BAGARRES DANS LES CABARETS

1919-1930

 

Le "meurtre" de La Machine.

              Le 29 octobre 1920, plusieurs incidents opposent des mineurs nord-africains. Les dénommés Medjoub et Aoudia, après un abus d'alcool, se disputent une première fois dans le cabaret tenu par l’un de leurs compatriotes, Mohamed Kodja. Celui-ci les expulse ; la querelle continue dans la rue ; plusieurs témoins les voient se rouler par terre dans la rue de la Misère. Benoun Mohamed affirme que Aoudia a été blessé de deux balles de revolver et il l'a entendu crier : "canaille, tu m'as tué !"

              En février 1921, l'affaire est jugée par la Cour d'Assises de la Nièvre. Medjoub est acquitté. Il n'a jamais tiré au revolver sur Aoudia, mais il l'a frappé au moyen d'un pieu. Le tribunal estime qu'il était en état de légitime défense, car son adversaire l'avait brutalisé auparavant.
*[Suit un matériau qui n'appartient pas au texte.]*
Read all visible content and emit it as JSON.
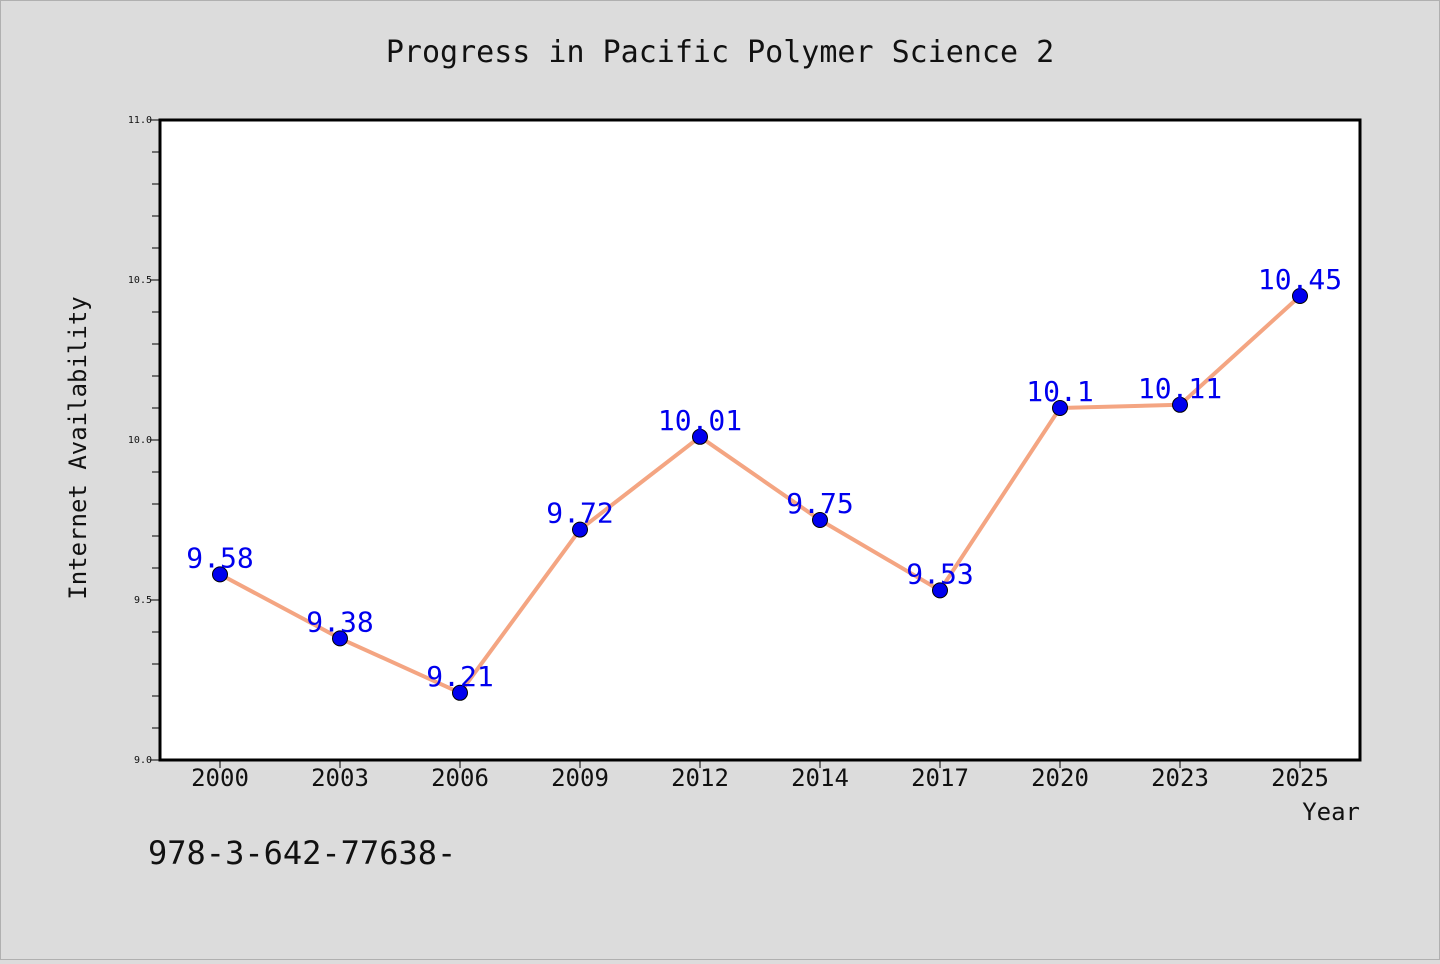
{
  "chart_data": {
    "type": "line",
    "title": "Progress in Pacific Polymer Science 2",
    "xlabel": "Year",
    "ylabel": "Internet Availability",
    "categories": [
      "2000",
      "2003",
      "2006",
      "2009",
      "2012",
      "2014",
      "2017",
      "2020",
      "2023",
      "2025"
    ],
    "series": [
      {
        "values": [
          9.58,
          9.38,
          9.21,
          9.72,
          10.01,
          9.75,
          9.53,
          10.1,
          10.11,
          10.45
        ],
        "data_labels": [
          "9.58",
          "9.38",
          "9.21",
          "9.72",
          "10.01",
          "9.75",
          "9.53",
          "10.1",
          "10.11",
          "10.45"
        ]
      }
    ],
    "ylim": [
      9.0,
      11.0
    ],
    "yticks": [
      "9.0",
      "9.5",
      "10.0",
      "10.5",
      "11.0"
    ],
    "grid": false,
    "footnote": "978-3-642-77638-",
    "colors": {
      "line": "#f4a582",
      "marker": "#0000ee",
      "data_label": "#0000ee",
      "background": "#dcdcdc",
      "plot_background": "#ffffff"
    }
  }
}
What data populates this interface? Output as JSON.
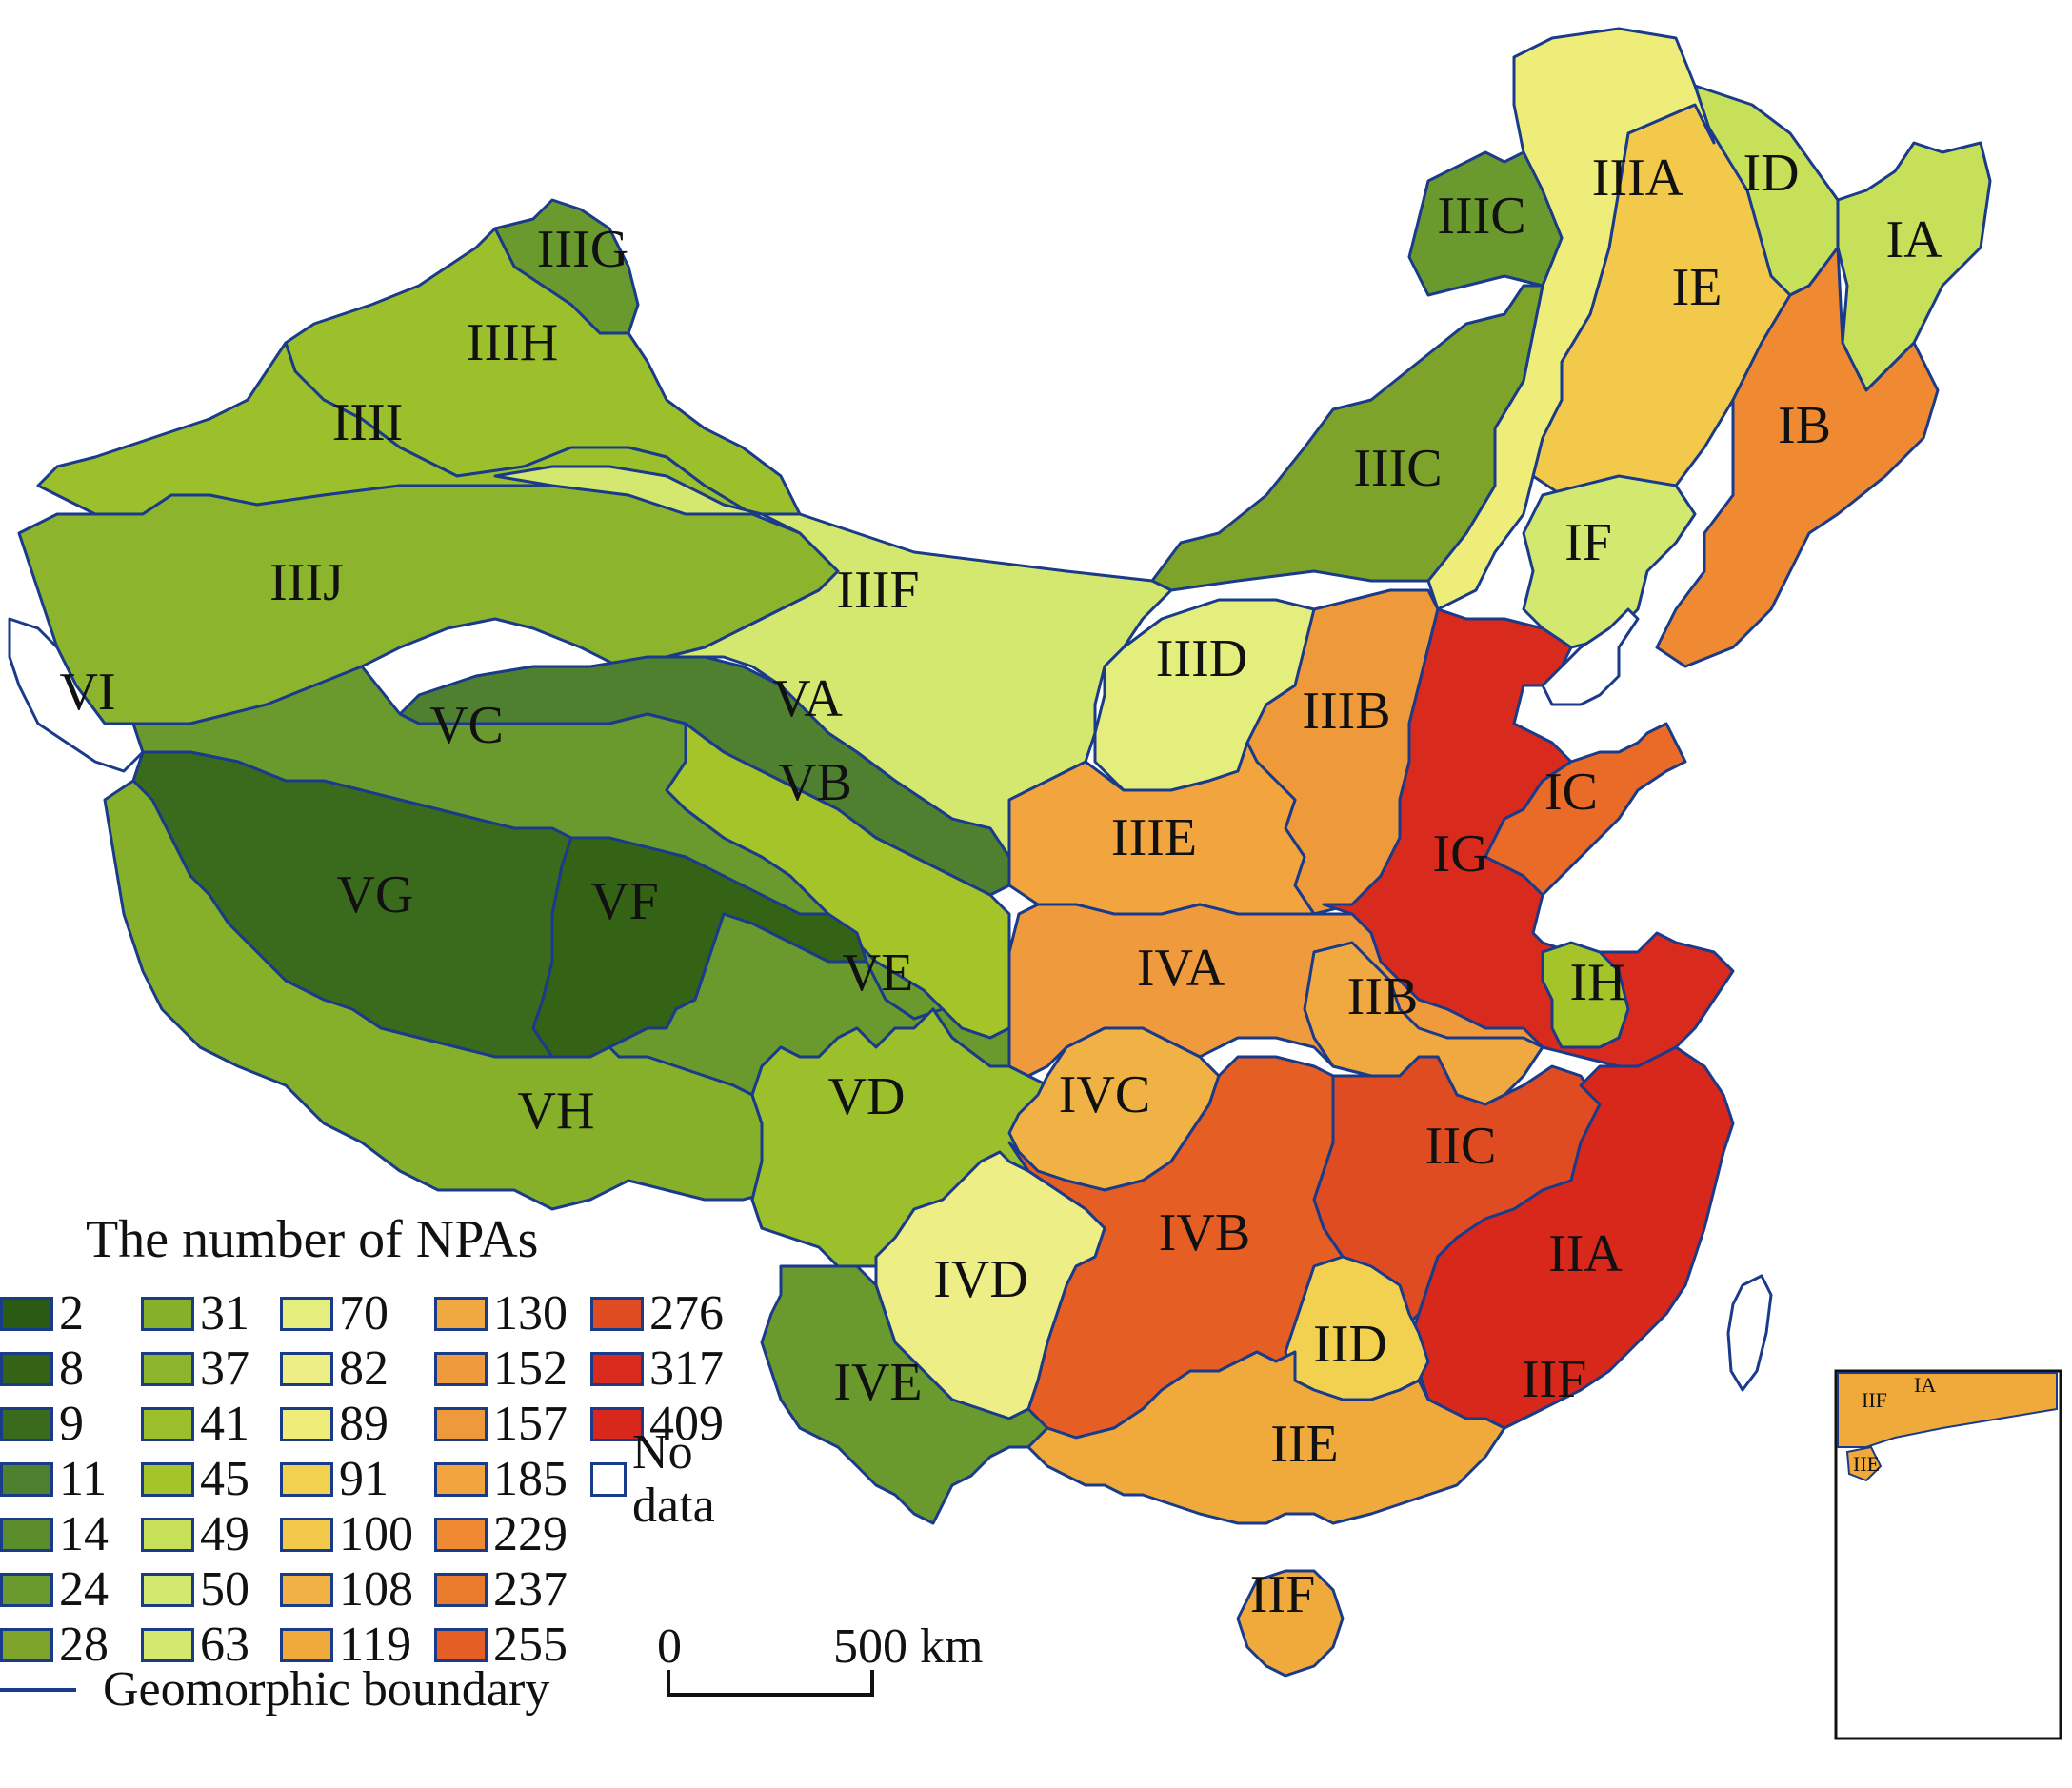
{
  "regions": [
    {
      "id": "IA",
      "label": "IA",
      "color": "#c7e05a"
    },
    {
      "id": "ID",
      "label": "ID",
      "color": "#c7e05a"
    },
    {
      "id": "IE",
      "label": "IE",
      "color": "#f2c94a"
    },
    {
      "id": "IB",
      "label": "IB",
      "color": "#ef8a32"
    },
    {
      "id": "IIIA",
      "label": "IIIA",
      "color": "#eeed7a"
    },
    {
      "id": "IIIC_NE",
      "label": "IIIC",
      "color": "#6a9a2e"
    },
    {
      "id": "IIIC",
      "label": "IIIC",
      "color": "#7ea32a"
    },
    {
      "id": "IF",
      "label": "IF",
      "color": "#d2e86e"
    },
    {
      "id": "IIIG",
      "label": "IIIG",
      "color": "#6a9a2e"
    },
    {
      "id": "IIIH",
      "label": "IIIH",
      "color": "#9cbf2c"
    },
    {
      "id": "IIII",
      "label": "IIII",
      "color": "#9cbf2c"
    },
    {
      "id": "IIIJ",
      "label": "IIIJ",
      "color": "#8cb52d"
    },
    {
      "id": "IIIF",
      "label": "IIIF",
      "color": "#d4e870"
    },
    {
      "id": "IIID",
      "label": "IIID",
      "color": "#e4ee7c"
    },
    {
      "id": "IIIB",
      "label": "IIIB",
      "color": "#ee9a3a"
    },
    {
      "id": "IIIE",
      "label": "IIIE",
      "color": "#f2a43e"
    },
    {
      "id": "VI",
      "label": "VI",
      "color": "#ffffff"
    },
    {
      "id": "VA",
      "label": "VA",
      "color": "#4f8030"
    },
    {
      "id": "VC",
      "label": "VC",
      "color": "#6a9a2e"
    },
    {
      "id": "VB",
      "label": "VB",
      "color": "#a4c42a"
    },
    {
      "id": "VG",
      "label": "VG",
      "color": "#3a6a1c"
    },
    {
      "id": "VF",
      "label": "VF",
      "color": "#356316"
    },
    {
      "id": "VE",
      "label": "VE",
      "color": "#6a9a2e"
    },
    {
      "id": "VH",
      "label": "VH",
      "color": "#86b02a"
    },
    {
      "id": "VD",
      "label": "VD",
      "color": "#9cbf2c"
    },
    {
      "id": "IG",
      "label": "IG",
      "color": "#d92a1e"
    },
    {
      "id": "IC",
      "label": "IC",
      "color": "#ea6a28"
    },
    {
      "id": "IH",
      "label": "IH",
      "color": "#a4c42a"
    },
    {
      "id": "IVA",
      "label": "IVA",
      "color": "#ef9a3c"
    },
    {
      "id": "IIB",
      "label": "IIB",
      "color": "#f0a840"
    },
    {
      "id": "IVC",
      "label": "IVC",
      "color": "#f0b245"
    },
    {
      "id": "IIC",
      "label": "IIC",
      "color": "#e04c22"
    },
    {
      "id": "IVB",
      "label": "IVB",
      "color": "#e55e24"
    },
    {
      "id": "IIA",
      "label": "IIA",
      "color": "#d8281c"
    },
    {
      "id": "IVD",
      "label": "IVD",
      "color": "#eeee86"
    },
    {
      "id": "IID",
      "label": "IID",
      "color": "#f2d050"
    },
    {
      "id": "IVE",
      "label": "IVE",
      "color": "#6a9a2e"
    },
    {
      "id": "IIE",
      "label": "IIE",
      "color": "#f0aa3c"
    },
    {
      "id": "IIF_TW",
      "label": "IIF",
      "color": "#f0aa3c"
    },
    {
      "id": "IIF",
      "label": "IIF",
      "color": "#f0aa3c"
    }
  ],
  "legend": {
    "title": "The number of NPAs",
    "items": [
      {
        "value": "2",
        "color": "#2a5a14"
      },
      {
        "value": "8",
        "color": "#356316"
      },
      {
        "value": "9",
        "color": "#3a6a1c"
      },
      {
        "value": "11",
        "color": "#4f8030"
      },
      {
        "value": "14",
        "color": "#5a8c2c"
      },
      {
        "value": "24",
        "color": "#6a9a2e"
      },
      {
        "value": "28",
        "color": "#7ea32a"
      },
      {
        "value": "31",
        "color": "#86b02a"
      },
      {
        "value": "37",
        "color": "#8cb52d"
      },
      {
        "value": "41",
        "color": "#9cbf2c"
      },
      {
        "value": "45",
        "color": "#a4c42a"
      },
      {
        "value": "49",
        "color": "#c7e05a"
      },
      {
        "value": "50",
        "color": "#d2e86e"
      },
      {
        "value": "63",
        "color": "#d4e870"
      },
      {
        "value": "70",
        "color": "#e4ee7c"
      },
      {
        "value": "82",
        "color": "#eeee86"
      },
      {
        "value": "89",
        "color": "#eeed7a"
      },
      {
        "value": "91",
        "color": "#f2d050"
      },
      {
        "value": "100",
        "color": "#f2c94a"
      },
      {
        "value": "108",
        "color": "#f0b245"
      },
      {
        "value": "119",
        "color": "#f0aa3c"
      },
      {
        "value": "130",
        "color": "#f0a840"
      },
      {
        "value": "152",
        "color": "#ef9a3c"
      },
      {
        "value": "157",
        "color": "#ee9a3a"
      },
      {
        "value": "185",
        "color": "#f2a43e"
      },
      {
        "value": "229",
        "color": "#ef8a32"
      },
      {
        "value": "237",
        "color": "#ea7a2c"
      },
      {
        "value": "255",
        "color": "#e55e24"
      },
      {
        "value": "276",
        "color": "#e04c22"
      },
      {
        "value": "317",
        "color": "#d92a1e"
      },
      {
        "value": "409",
        "color": "#d8281c"
      },
      {
        "value": "No data",
        "color": "#ffffff"
      }
    ],
    "boundary_label": "Geomorphic boundary"
  },
  "scale": {
    "start": "0",
    "end": "500 km"
  },
  "colors": {
    "boundary": "#1a3a8a",
    "sea": "#ffffff"
  }
}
Quant au témoignage de Benoun Mohamed, il est rejeté ; en effet, Aoudia loge avec lui...

              On retrouve Medjoub dans une autre rixe deux ans plus tard.

La Tribune, 21 février 1921.

Des cabarets mal famés.

               La première affaire rapportée par la presse se produit à Saint-Léger-des-Vignes, dans le cabaret de Mme Chassagnon : le marinier A... assomme l'Américain Claude F... M... d'un coup de bouteille au front .

               Quelques jours plus tard, la répression s'abat sur plusieurs propriétaires de débits de boisson, coupables d'avoir fermé leurs locaux après l'heure légale. M. Vaillant, cabaretier à Champvert, et Mme Marin, qui tient un bal au lieu-dit Les Caillots, doivent acquitter de lourdes contraventions.

Paris-Centre, 15 mars 1919. Dans cette affaire la presse ne publie que les initiales des protagonistes ; lorsqu’il s’agit d’ouvriers étrangers, ces précautions n’existent plus…

 

               Une bagarre éclate dans le débit de boissons que tient Mme Marie Meunier, avenue du 14-Juillet. Elle oppose un groupe d'Algériens, ouvriers des mines, et des clients français. Louis Guillaumin, 23 ans, est atteint de deux balles de revolver, il a eu l'intestin perforé et se trouve dans un état grave ; un Algérien a reçu deux coups de couteau. Les gendarmes arrêtent Adjali Mohamed Ben Rabat, 20 ans, manoeuvre à La Machine. cet individu se trouvait en possession d'un revolver et d'un couteau .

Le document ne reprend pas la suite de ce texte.